Improved perf. on long sequences
dKV-Cache-Greedy:
Features aggressive caching with a reduced lifespan.
Higher speed-ups though with some performance degradation.
Overall, the dKV-Cache achieves a 2-10× speedup in inference.
Results
Evaluated on various benchmarks, showing acceleration in general language understanding, mathematical, and code-generation tasks.
MMaDA: Multimodal Large Diffusion Language Models
What's new
MMaDA, a novel class of multimodal diffusion foundation models.
Unified diffusion architecture with a shared probabilistic formulation.
Mixed long chain-of-thought (CoT) fine-tuning strategy.
UniGRPO, a unified policy-gradient-based RL algorithm for diffusion models.
How it works
Unified diffusion architecture eliminates modality-specific components, allowing seamless integration of different data types.
Mixed CoT fine-tuning aligns reasoning processes between textual and visual domains.
UniGRPO employs diversified reward modeling to unify post-training across reasoning and generation tasks.
Results
MMaDA-8B demonstrates strong generalization capabilities as a unified multimodal foundation model.
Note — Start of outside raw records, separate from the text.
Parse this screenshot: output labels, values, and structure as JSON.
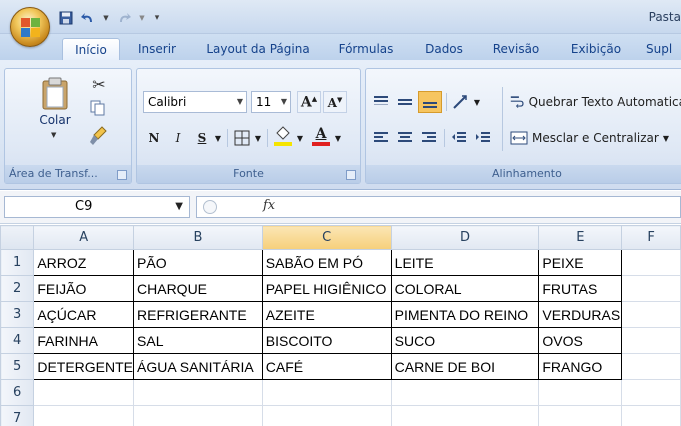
{
  "window": {
    "title": "Pasta"
  },
  "tabs": [
    {
      "label": "Início",
      "active": true
    },
    {
      "label": "Inserir"
    },
    {
      "label": "Layout da Página"
    },
    {
      "label": "Fórmulas"
    },
    {
      "label": "Dados"
    },
    {
      "label": "Revisão"
    },
    {
      "label": "Exibição"
    },
    {
      "label": "Supl"
    }
  ],
  "ribbon": {
    "clipboard": {
      "paste_label": "Colar",
      "caption": "Área de Transf..."
    },
    "font": {
      "font_name": "Calibri",
      "font_size": "11",
      "bold": "N",
      "italic": "I",
      "underline": "S",
      "font_color_letter": "A",
      "caption": "Fonte",
      "highlight_color": "#f5e400",
      "font_color": "#e02020"
    },
    "alignment": {
      "wrap_text": "Quebrar Texto Automatica",
      "merge_center": "Mesclar e Centralizar",
      "caption": "Alinhamento"
    }
  },
  "formula_bar": {
    "name_box": "C9",
    "fx": "fx",
    "content": ""
  },
  "sheet": {
    "columns": [
      "A",
      "B",
      "C",
      "D",
      "E",
      "F"
    ],
    "selected_column": "C",
    "rows": [
      {
        "num": "1",
        "cells": [
          "ARROZ",
          "PÃO",
          "SABÃO EM PÓ",
          "LEITE",
          "PEIXE",
          ""
        ]
      },
      {
        "num": "2",
        "cells": [
          "FEIJÃO",
          "CHARQUE",
          "PAPEL HIGIÊNICO",
          "COLORAL",
          "FRUTAS",
          ""
        ]
      },
      {
        "num": "3",
        "cells": [
          "AÇÚCAR",
          "REFRIGERANTE",
          "AZEITE",
          "PIMENTA DO REINO",
          "VERDURAS",
          ""
        ]
      },
      {
        "num": "4",
        "cells": [
          "FARINHA",
          "SAL",
          "BISCOITO",
          "SUCO",
          "OVOS",
          ""
        ]
      },
      {
        "num": "5",
        "cells": [
          "DETERGENTE",
          "ÁGUA SANITÁRIA",
          "CAFÉ",
          "CARNE DE BOI",
          "FRANGO",
          ""
        ]
      },
      {
        "num": "6",
        "cells": [
          "",
          "",
          "",
          "",
          "",
          ""
        ]
      },
      {
        "num": "7",
        "cells": [
          "",
          "",
          "",
          "",
          "",
          ""
        ]
      }
    ]
  }
}
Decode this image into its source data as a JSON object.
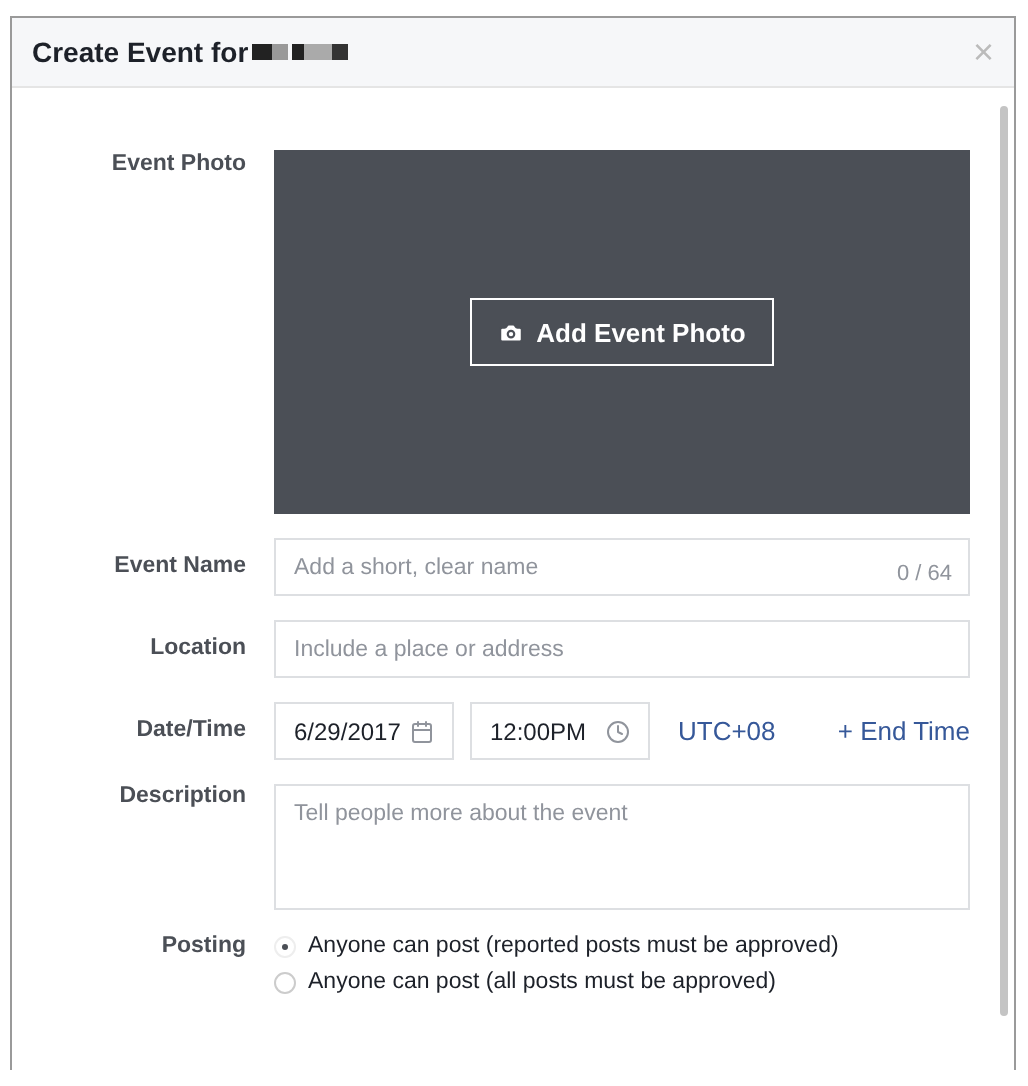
{
  "dialog": {
    "title": "Create Event for",
    "close": "×"
  },
  "photo": {
    "label": "Event Photo",
    "button": "Add Event Photo"
  },
  "event_name": {
    "label": "Event Name",
    "placeholder": "Add a short, clear name",
    "counter": "0 / 64"
  },
  "location": {
    "label": "Location",
    "placeholder": "Include a place or address"
  },
  "date_time": {
    "label": "Date/Time",
    "date": "6/29/2017",
    "time": "12:00PM",
    "timezone": "UTC+08",
    "end_time_link": "+ End Time"
  },
  "description": {
    "label": "Description",
    "placeholder": "Tell people more about the event"
  },
  "posting": {
    "label": "Posting",
    "options": [
      {
        "label": "Anyone can post (reported posts must be approved)",
        "selected": true
      },
      {
        "label": "Anyone can post (all posts must be approved)",
        "selected": false
      }
    ]
  }
}
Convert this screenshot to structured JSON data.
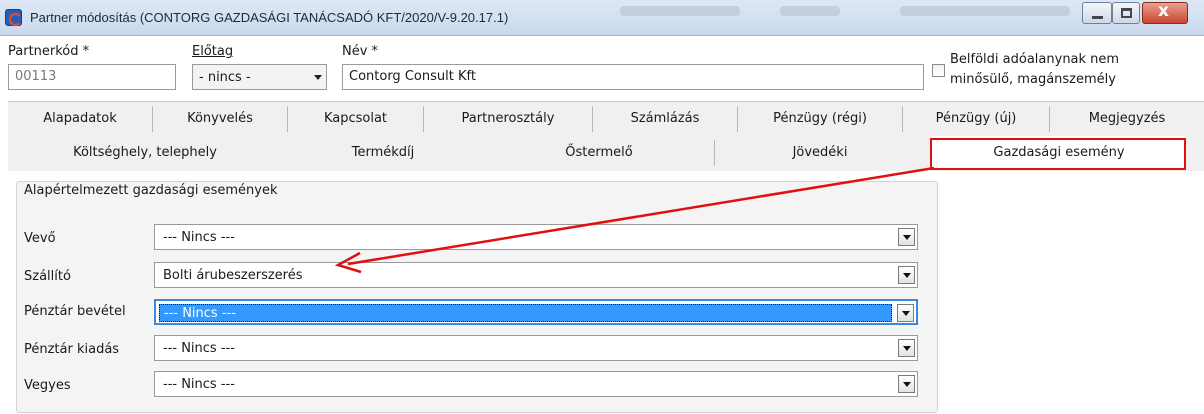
{
  "window": {
    "title": "Partner módosítás (CONTORG GAZDASÁGI TANÁCSADÓ KFT/2020/V-9.20.17.1)"
  },
  "header": {
    "partner_code_label": "Partnerkód *",
    "partner_code_value": "00113",
    "prefix_label": "Előtag",
    "prefix_value": "- nincs -",
    "name_label": "Név *",
    "name_value": "Contorg Consult Kft",
    "checkbox_label_line1": "Belföldi adóalanynak nem",
    "checkbox_label_line2": "minősülő, magánszemély",
    "checkbox_checked": false
  },
  "tabs_row1": [
    "Alapadatok",
    "Könyvelés",
    "Kapcsolat",
    "Partnerosztály",
    "Számlázás",
    "Pénzügy (régi)",
    "Pénzügy (új)",
    "Megjegyzés"
  ],
  "tabs_row2": [
    "Költséghely, telephely",
    "Termékdíj",
    "Őstermelő",
    "Jövedéki",
    "Gazdasági esemény"
  ],
  "active_tab": "Gazdasági esemény",
  "group": {
    "title": "Alapértelmezett gazdasági események",
    "rows": [
      {
        "label": "Vevő",
        "value": "--- Nincs ---"
      },
      {
        "label": "Szállító",
        "value": "Bolti árubeszerszerés"
      },
      {
        "label": "Pénztár bevétel",
        "value": "--- Nincs ---"
      },
      {
        "label": "Pénztár kiadás",
        "value": "--- Nincs ---"
      },
      {
        "label": "Vegyes",
        "value": "--- Nincs ---"
      }
    ]
  },
  "colors": {
    "annotation_red": "#e01010",
    "selection_blue": "#3399ff"
  }
}
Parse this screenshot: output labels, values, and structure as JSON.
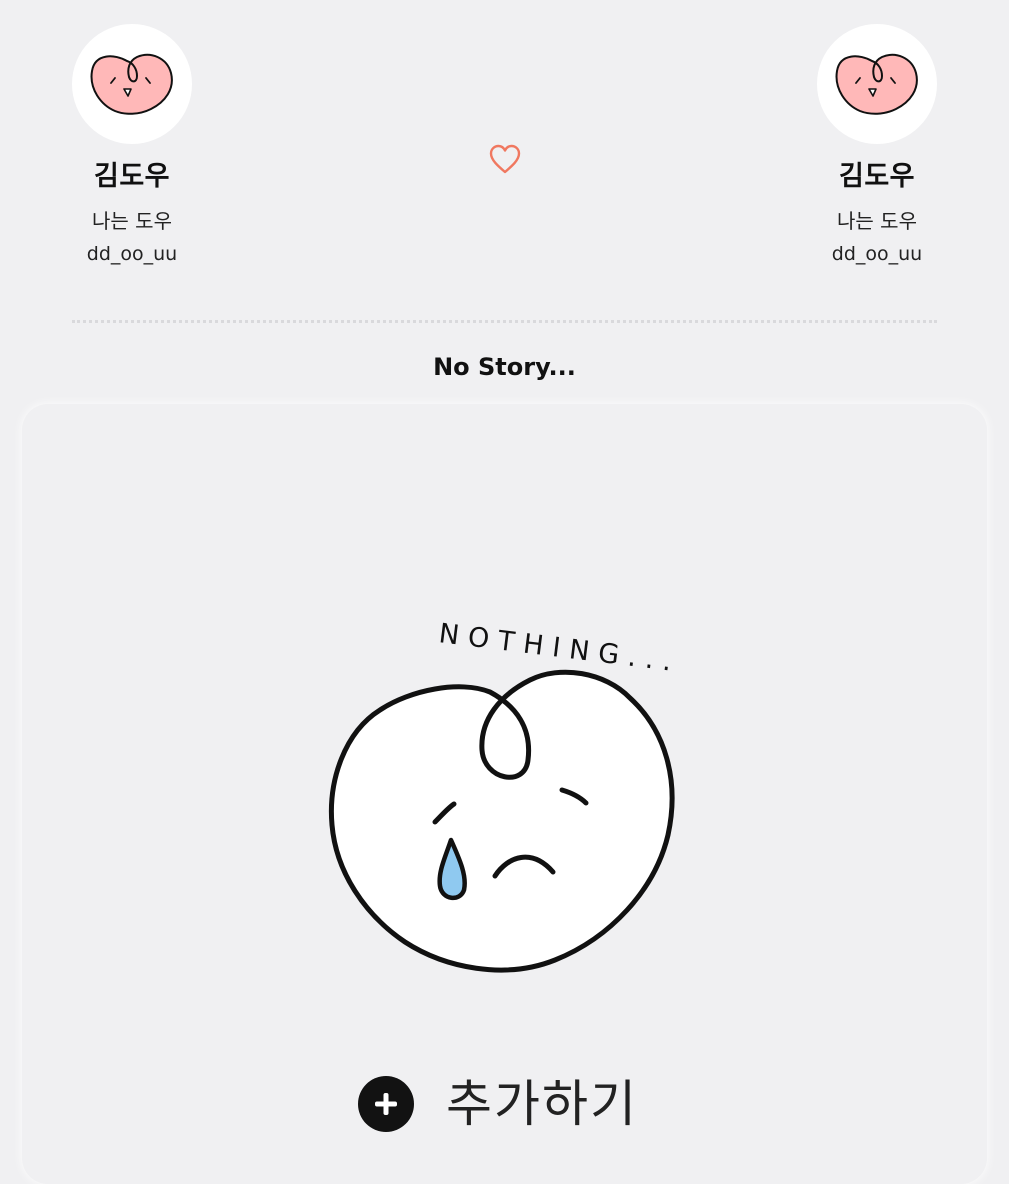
{
  "profiles": [
    {
      "name": "김도우",
      "bio": "나는 도우",
      "id": "dd_oo_uu",
      "avatar_icon": "pink-heart-face-icon"
    },
    {
      "name": "김도우",
      "bio": "나는 도우",
      "id": "dd_oo_uu",
      "avatar_icon": "pink-heart-face-icon"
    }
  ],
  "center_icon": "heart-outline-icon",
  "story": {
    "title": "No Story...",
    "illustration_text": "NOTHING...",
    "illustration_icon": "crying-heart-face-icon"
  },
  "add_button": {
    "label": "추가하기",
    "icon": "plus-circle-icon"
  },
  "colors": {
    "background": "#f0f0f2",
    "heart_outline": "#f07860",
    "avatar_face": "#ffb8b8",
    "tear": "#8fc9f0"
  }
}
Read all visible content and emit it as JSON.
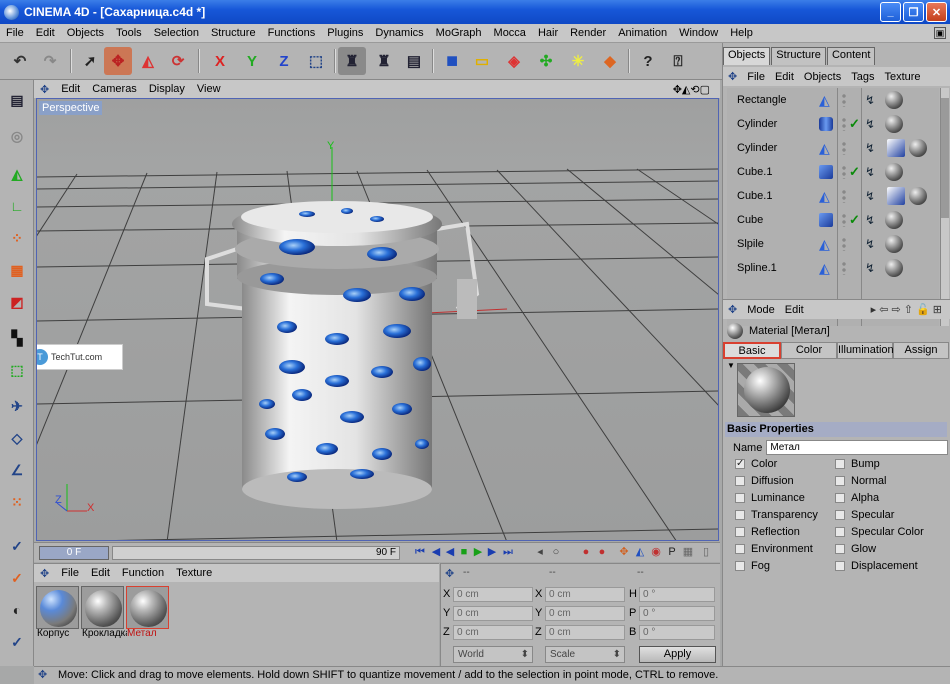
{
  "window": {
    "title": "CINEMA 4D - [Сахарница.c4d *]",
    "min": "_",
    "max": "❐",
    "close": "✕"
  },
  "menu": [
    "File",
    "Edit",
    "Objects",
    "Tools",
    "Selection",
    "Structure",
    "Functions",
    "Plugins",
    "Dynamics",
    "MoGraph",
    "Mocca",
    "Hair",
    "Render",
    "Animation",
    "Window",
    "Help"
  ],
  "viewport": {
    "menu": [
      "Edit",
      "Cameras",
      "Display",
      "View"
    ],
    "label": "Perspective",
    "watermark": "TechTut.com",
    "axis_y": "Y",
    "axis_z": "Z",
    "axis_x": "X"
  },
  "timeline": {
    "current_frame": "0 F",
    "end_frame": "90 F"
  },
  "material_manager": {
    "menu": [
      "File",
      "Edit",
      "Function",
      "Texture"
    ],
    "materials": [
      {
        "label": "Корпус",
        "color": "#000000"
      },
      {
        "label": "Крокладка",
        "color": "#000000"
      },
      {
        "label": "Метал",
        "color": "#c01010"
      }
    ]
  },
  "coordinates": {
    "col_headers": [
      "--",
      "--",
      "--"
    ],
    "rows": [
      {
        "a": "X",
        "av": "0 cm",
        "b": "X",
        "bv": "0 cm",
        "c": "H",
        "cv": "0 °"
      },
      {
        "a": "Y",
        "av": "0 cm",
        "b": "Y",
        "bv": "0 cm",
        "c": "P",
        "cv": "0 °"
      },
      {
        "a": "Z",
        "av": "0 cm",
        "b": "Z",
        "bv": "0 cm",
        "c": "B",
        "cv": "0 °"
      }
    ],
    "mode1": "World",
    "mode2": "Scale",
    "apply": "Apply"
  },
  "status": "Move: Click and drag to move elements. Hold down SHIFT to quantize movement / add to the selection in point mode, CTRL to remove.",
  "objects_panel": {
    "tabs": [
      "Objects",
      "Structure",
      "Content"
    ],
    "menu": [
      "File",
      "Edit",
      "Objects",
      "Tags",
      "Texture"
    ],
    "items": [
      {
        "name": "Rectangle",
        "type": "spline",
        "check": false,
        "tags": 1
      },
      {
        "name": "Cylinder",
        "type": "cylinder",
        "check": true,
        "tags": 1
      },
      {
        "name": "Cylinder",
        "type": "spline",
        "check": false,
        "tags": 2
      },
      {
        "name": "Cube.1",
        "type": "cube",
        "check": true,
        "tags": 1
      },
      {
        "name": "Cube.1",
        "type": "spline",
        "check": false,
        "tags": 2
      },
      {
        "name": "Cube",
        "type": "cube",
        "check": true,
        "tags": 1
      },
      {
        "name": "Slpile",
        "type": "spline",
        "check": false,
        "tags": 1
      },
      {
        "name": "Spline.1",
        "type": "spline",
        "check": false,
        "tags": 1
      }
    ]
  },
  "attributes": {
    "menu": [
      "Mode",
      "Edit"
    ],
    "material_name": "Material [Метал]",
    "tabs": [
      "Basic",
      "Color",
      "Illumination",
      "Assign"
    ],
    "section": "Basic Properties",
    "name_label": "Name",
    "name_value": "Метал",
    "channels_left": [
      {
        "label": "Color",
        "checked": true
      },
      {
        "label": "Diffusion",
        "checked": false
      },
      {
        "label": "Luminance",
        "checked": false
      },
      {
        "label": "Transparency",
        "checked": false
      },
      {
        "label": "Reflection",
        "checked": false
      },
      {
        "label": "Environment",
        "checked": false
      },
      {
        "label": "Fog",
        "checked": false
      }
    ],
    "channels_right": [
      {
        "label": "Bump",
        "checked": false
      },
      {
        "label": "Normal",
        "checked": false
      },
      {
        "label": "Alpha",
        "checked": false
      },
      {
        "label": "Specular",
        "checked": false
      },
      {
        "label": "Specular Color",
        "checked": false
      },
      {
        "label": "Glow",
        "checked": false
      },
      {
        "label": "Displacement",
        "checked": false
      }
    ]
  }
}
Outperforms LLaMA-3-7B and Qwen2-7B in textual reasoning.
Outperforms Show-o and SEED-X in multimodal understanding.
Outperforms SDXL and Janus in text-to-image generation.
👨💻 Open-Source
Hyperparam introduces a suite of open-source tools designed to enhance data quality and exploration in machine learning workflows directly in the browser.
GitHub - suitenumerique/docs: A collaborative note taking, wiki and documentation platform that scales. Built with Django and React. Opensource alternative to Notion or Outline.
google-research/big_vision open-source release of the Google's JetFormer. It is a autoregressive model that generates high-fidelity images and text without relying on a separate encoder-decoder model.